Smith v. Browne.

43 S.E. 915 | N.C. | 1903

The plaintiff brought this action to compel specific performance of an alleged contract entered into with him by Sturgis Co., the agents of the defendant. It is declared in the complaint that Sturgis Co., known as real estate agents in the city of Greensboro, were authorized and empowered by the defendants to sell the lot of land described in the complaint, and that the plaintiff bought the same from Sturgis Co., acting as the agents of the defendant, and paid to them the full value of the lot ($300), and that the defendant has refused to make a deed to the plaintiff to the lot. The defendant in his answer admits that he owned the lot of land and that he put it in the hands of Sturgis Co., that they might find for him (366) a purchaser, and report to him in case they were successful; but he denied that he gave to them any authority to sell the property or to enter into any contract concerning it or to receive any *260 money upon any contract concerning its sale. The agency was entirely in parol. The agents, however, executed and delivered to the plaintiff a receipt as follows, dated Greensboro, 12 September, 1900: "Received of Thomas T. Smith, Jr., $300 in full payment of lot No. 22, of the McMahon plat No. 2. Deed to be delivered to him for house complete, turn-key job, and the said lot when the house is complete. One hundred dollars additional to be paid when house is raised, and the balance of $506 to be paid when the house is in tenantable condition. It is distinctly understood that Mr. Smith is to pay only for house and lot complete the sum of $900, the $6 being for fence, as per note on plan." Signed, L. H. Sturgis Co.

On the trial the plaintiff undertook to prove that Sturgis Co. were the authorized agents of the defendant to sell the land. He offered himself as a witness to show the agency through the declarations of Sturgis, which evidence his Honor properly refused to receive. The plaintiff then, for the same purpose, introduced over the defendant's objection a letter from the defendant to Sturgis Co., dated Blowing Rock, N.C. 17 September, 1900, and addressed to L. H. Sturgis Co., at Greensboro, N.C. which is as follows: "Dear Sirs: — Yours of the 13th instant has been forwarded and received here, but you have not said whether that $265 is the net amount or includes your commission. I had hoped that you could have gotten at least $300 for it, as you thought it should bring $325. Please let me have full information about the matter, and when the deed should be made out, as I may be out of the State again on my usual trip south; and please send me a blank deed or two, with name and residence of purchaser, and all necessary information. (367) Address here. Yours very truly, W. G. Browne."

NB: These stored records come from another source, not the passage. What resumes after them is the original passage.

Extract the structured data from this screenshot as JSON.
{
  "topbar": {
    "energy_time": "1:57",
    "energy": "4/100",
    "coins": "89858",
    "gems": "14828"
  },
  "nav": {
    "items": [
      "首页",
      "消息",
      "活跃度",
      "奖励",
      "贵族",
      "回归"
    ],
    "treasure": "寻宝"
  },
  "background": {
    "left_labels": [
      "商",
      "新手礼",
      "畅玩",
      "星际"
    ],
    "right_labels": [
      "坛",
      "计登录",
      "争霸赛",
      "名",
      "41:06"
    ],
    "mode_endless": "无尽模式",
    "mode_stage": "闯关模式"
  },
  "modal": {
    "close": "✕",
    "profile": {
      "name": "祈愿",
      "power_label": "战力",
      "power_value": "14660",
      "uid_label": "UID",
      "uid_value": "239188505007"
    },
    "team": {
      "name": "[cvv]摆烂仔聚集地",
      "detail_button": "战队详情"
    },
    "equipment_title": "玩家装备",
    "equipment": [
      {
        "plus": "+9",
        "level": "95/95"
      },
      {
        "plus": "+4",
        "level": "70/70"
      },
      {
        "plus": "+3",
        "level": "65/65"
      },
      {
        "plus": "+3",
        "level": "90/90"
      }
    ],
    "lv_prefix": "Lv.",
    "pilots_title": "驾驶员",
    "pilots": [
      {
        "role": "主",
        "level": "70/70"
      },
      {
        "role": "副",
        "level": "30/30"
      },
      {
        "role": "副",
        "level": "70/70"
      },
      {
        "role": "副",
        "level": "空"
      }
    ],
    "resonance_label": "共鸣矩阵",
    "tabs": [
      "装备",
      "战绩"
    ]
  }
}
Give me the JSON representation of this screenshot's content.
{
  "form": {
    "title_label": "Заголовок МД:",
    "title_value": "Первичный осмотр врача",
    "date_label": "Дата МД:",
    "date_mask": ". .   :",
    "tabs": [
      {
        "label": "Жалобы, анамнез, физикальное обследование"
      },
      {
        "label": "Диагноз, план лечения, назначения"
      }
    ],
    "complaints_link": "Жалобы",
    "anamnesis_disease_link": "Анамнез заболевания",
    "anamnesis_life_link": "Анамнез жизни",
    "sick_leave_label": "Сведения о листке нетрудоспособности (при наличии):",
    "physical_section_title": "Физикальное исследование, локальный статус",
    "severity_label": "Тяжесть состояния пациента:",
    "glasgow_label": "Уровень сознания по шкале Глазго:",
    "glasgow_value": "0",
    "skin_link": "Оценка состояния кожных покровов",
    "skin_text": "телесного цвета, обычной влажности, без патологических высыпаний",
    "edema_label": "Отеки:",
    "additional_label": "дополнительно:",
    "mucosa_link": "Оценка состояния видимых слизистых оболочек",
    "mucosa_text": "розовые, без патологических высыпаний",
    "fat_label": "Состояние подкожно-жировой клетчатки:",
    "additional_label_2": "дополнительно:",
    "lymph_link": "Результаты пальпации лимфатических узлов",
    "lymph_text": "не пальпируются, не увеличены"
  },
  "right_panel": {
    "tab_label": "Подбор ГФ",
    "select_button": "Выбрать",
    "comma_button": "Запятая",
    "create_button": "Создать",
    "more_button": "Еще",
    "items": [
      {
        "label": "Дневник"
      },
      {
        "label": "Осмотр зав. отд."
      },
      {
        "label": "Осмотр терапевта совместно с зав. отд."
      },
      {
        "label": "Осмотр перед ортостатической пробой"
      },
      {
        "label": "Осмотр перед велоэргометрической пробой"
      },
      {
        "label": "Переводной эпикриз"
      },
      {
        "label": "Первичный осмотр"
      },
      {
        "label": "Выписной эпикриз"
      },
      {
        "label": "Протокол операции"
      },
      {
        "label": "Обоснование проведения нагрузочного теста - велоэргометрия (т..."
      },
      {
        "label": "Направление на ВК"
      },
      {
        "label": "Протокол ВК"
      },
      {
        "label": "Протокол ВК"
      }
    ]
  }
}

We think the letter was not only no evidence of the agency as claimed by the plaintiff, but that it was clear evidence going to show the truthfulness of the matter averred in the defendant's answer on that question. The letter, when considered together with the receipt which the defendant passed to the plaintiff, makes it clear that the defendant had received no information from Sturgis Co. about the complications of building a house, etc., on the lot. Another thing is clear from the letter, and that is, that the real price for which the lot had been sold was not communicated to the defendant, nor was the net amount for the defendant separated from commissions. It also appears that the money was not sent by Sturgis Co. to the defendant, and that the defendant did not anticipate that it would be sent or paid until the deed should be made by the defendant and forwarded. Besides, as a matter of law, under the most favorable aspect of the evidence for the plaintiff, Sturgis Co. were not authorized to receive the *261 money for the lot of land. The authority of Sturgis Co., if it extended to the power to make sale of the land, was only in parol, and under such authority they could not receive payment for the land. 1 Am. Eng. Enc. of Law, p. 1008, and the authorities there cited. There are a few authorities which apparently are to the contrary, but upon a close investigation it will be seen that the conflict is only apparent. As for instance, inJohnson v. McGruder, 15 Mo., 365, the agent was authorized to sell the land and loan the purchase money, and the Court held that the express power to loan clearly implied the power to receive the purchase money.

It is not intended to be said in this opinion that it is necessary that the authority of an agent to sell the real estate of an owner must be in writing. Such is not the law. Blacknall v. Parris, (368)59 N.C. 70, 78 Am. Dec., 239.

There was error in the refusal of his Honor to dismiss the action at the request of the defendant.

New trial.

Cited: Palmer v. Lowder, 167 N.C. 333.